Les
vagues dansaient. Le Breton fermait les yeux pour ne pas devenir
fou.
Eh ! hop ! eh ! hop !...
Toutes les respirations s'étaient arrêtées.
On perdait le souffle à suivre cette course fantastique.
Simon Le Priol reprit haleine et essuya la sueur de son front.
Car il contait cela de grand coeur, comme il faut conter quand
on veut passionner son auditoire.
On peut dire qu'autour de la cheminée chacun voyait le
cheval noir courir sur la pointe des lames, et le voile de la
Fée flottant à la brise nocturne.
Fanchon la ménagère plongea sa cuiller de bois dans
le chaudron où cuisait la bouillie d'avoine, et emplit
une pleine écuellée.
-La part de la bonne Fée ! murmura-t-on à la ronde.
Maître Vincent Gueffès, le vilain Normand, fut tout
seul à hausser les épaules.
Ce ne fut pas long, mes petits enfants, poursuivit Simon Le Priol
; le Breton commençait un Ave dévotement, parce
qu'il se reconnaissait en faute pour s'être mis sous une
protection autre que celle de la vierge
Marie, lorsqu'il sentit un grand choc.
C'était le cheval noir qui prenait pied sur le rocher du
Mont.
Le Breton rouvrit les yeux.
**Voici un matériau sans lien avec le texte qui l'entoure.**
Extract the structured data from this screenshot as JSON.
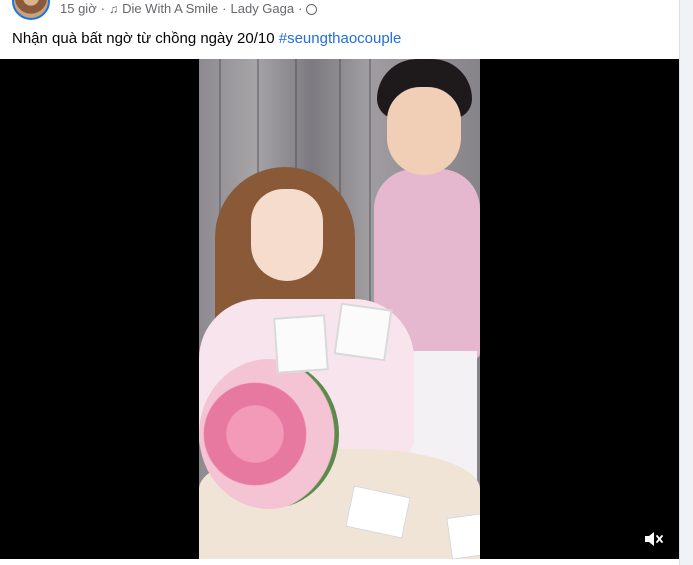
{
  "post": {
    "timestamp": "15 giờ",
    "music_title": "Die With A Smile",
    "music_artist": "Lady Gaga",
    "caption_text": "Nhận quà bất ngờ từ chồng ngày 20/10 ",
    "caption_hashtag": "#seungthaocouple",
    "icons": {
      "avatar": "avatar",
      "music": "music-note-icon",
      "privacy": "globe-icon",
      "mute": "speaker-muted-icon"
    },
    "colors": {
      "hashtag": "#216fdb",
      "meta_text": "#65676b",
      "video_bg": "#000000"
    }
  }
}
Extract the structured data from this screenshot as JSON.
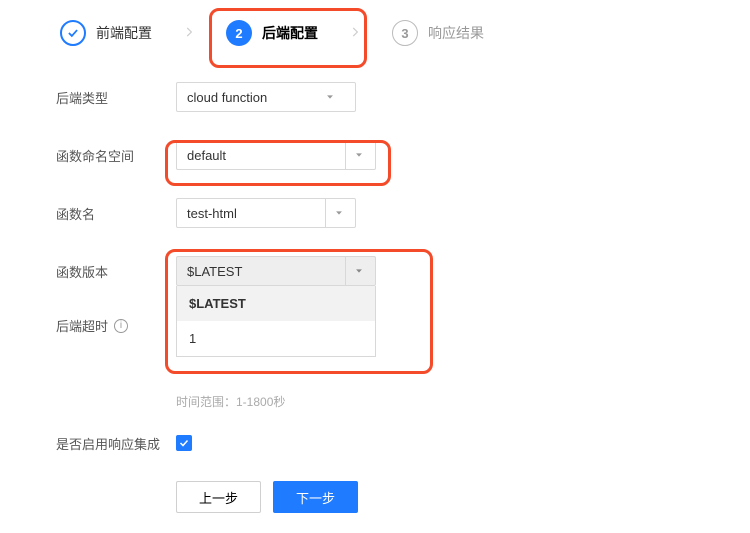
{
  "steps": {
    "s1": {
      "label": "前端配置"
    },
    "s2": {
      "num": "2",
      "label": "后端配置"
    },
    "s3": {
      "num": "3",
      "label": "响应结果"
    }
  },
  "labels": {
    "backendType": "后端类型",
    "namespace": "函数命名空间",
    "funcName": "函数名",
    "funcVersion": "函数版本",
    "timeout": "后端超时",
    "enableIntegration": "是否启用响应集成"
  },
  "values": {
    "backendType": "cloud function",
    "namespace": "default",
    "funcName": "test-html",
    "funcVersion": "$LATEST"
  },
  "versionOptions": {
    "o0": "$LATEST",
    "o1": "1"
  },
  "hints": {
    "timeoutRange": "时间范围：1-1800秒"
  },
  "buttons": {
    "prev": "上一步",
    "next": "下一步"
  },
  "icons": {
    "info": "i"
  }
}
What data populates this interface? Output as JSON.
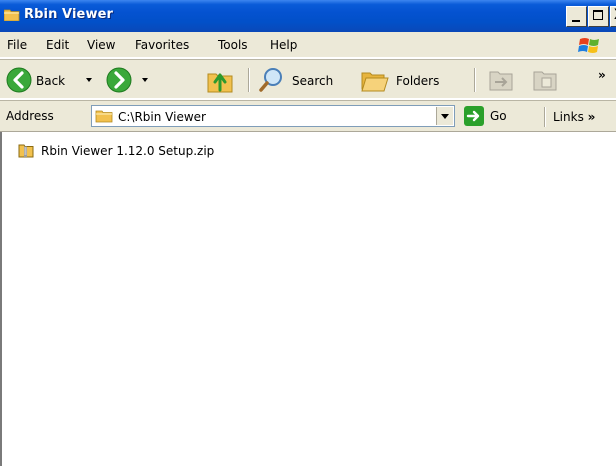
{
  "window": {
    "title": "Rbin Viewer",
    "controls": {
      "minimize": "_",
      "maximize": "□",
      "close": "X"
    }
  },
  "menu": [
    "File",
    "Edit",
    "View",
    "Favorites",
    "Tools",
    "Help"
  ],
  "toolbar": {
    "back_label": "Back",
    "search_label": "Search",
    "folders_label": "Folders",
    "more_chevron": "»"
  },
  "address": {
    "label": "Address",
    "value": "C:\\Rbin Viewer",
    "go_label": "Go",
    "links_label": "Links",
    "links_chevron": "»"
  },
  "files": [
    {
      "name": "Rbin Viewer 1.12.0 Setup.zip",
      "icon": "zip-folder-icon"
    }
  ],
  "colors": {
    "titlebar": "#0452d0",
    "chrome": "#ece9d8",
    "go_green": "#2ba02b"
  }
}
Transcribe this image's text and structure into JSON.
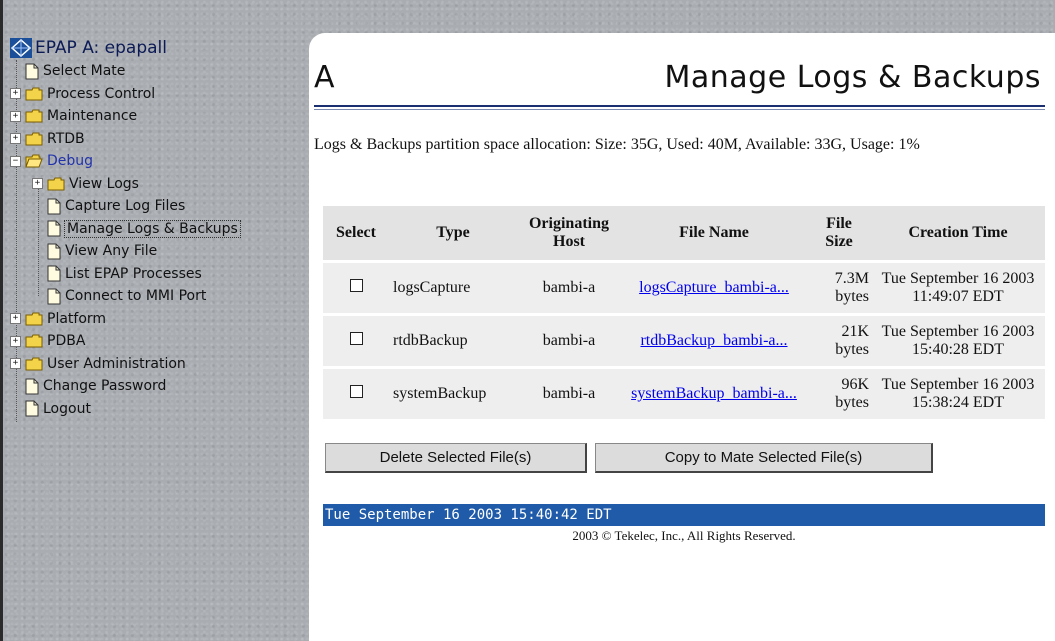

La Fée se balançait
comme une vapeur aux rayons de la lune.
Elle se jeta tête première dans la mer bleue qui
rendit des étincelles.
Le chevalier breton passa la nuit en prières dans la chapelle
du couvent. Le lendemain, au bas de l'eau, il vit arriver le fin
Normand par la route de Pontaubault. Le Normand donna ses cent
sous de la monnaie de Rouen, et ses trois écus royaux,
bien à contrecoeur.
Quant au Français, Satan sait de ses nouvelles.
Voilà ce que c'est, mes petits enfants ; tout est vrai
comme ma mère me l'a dit. N, i, ni, j'ai fini.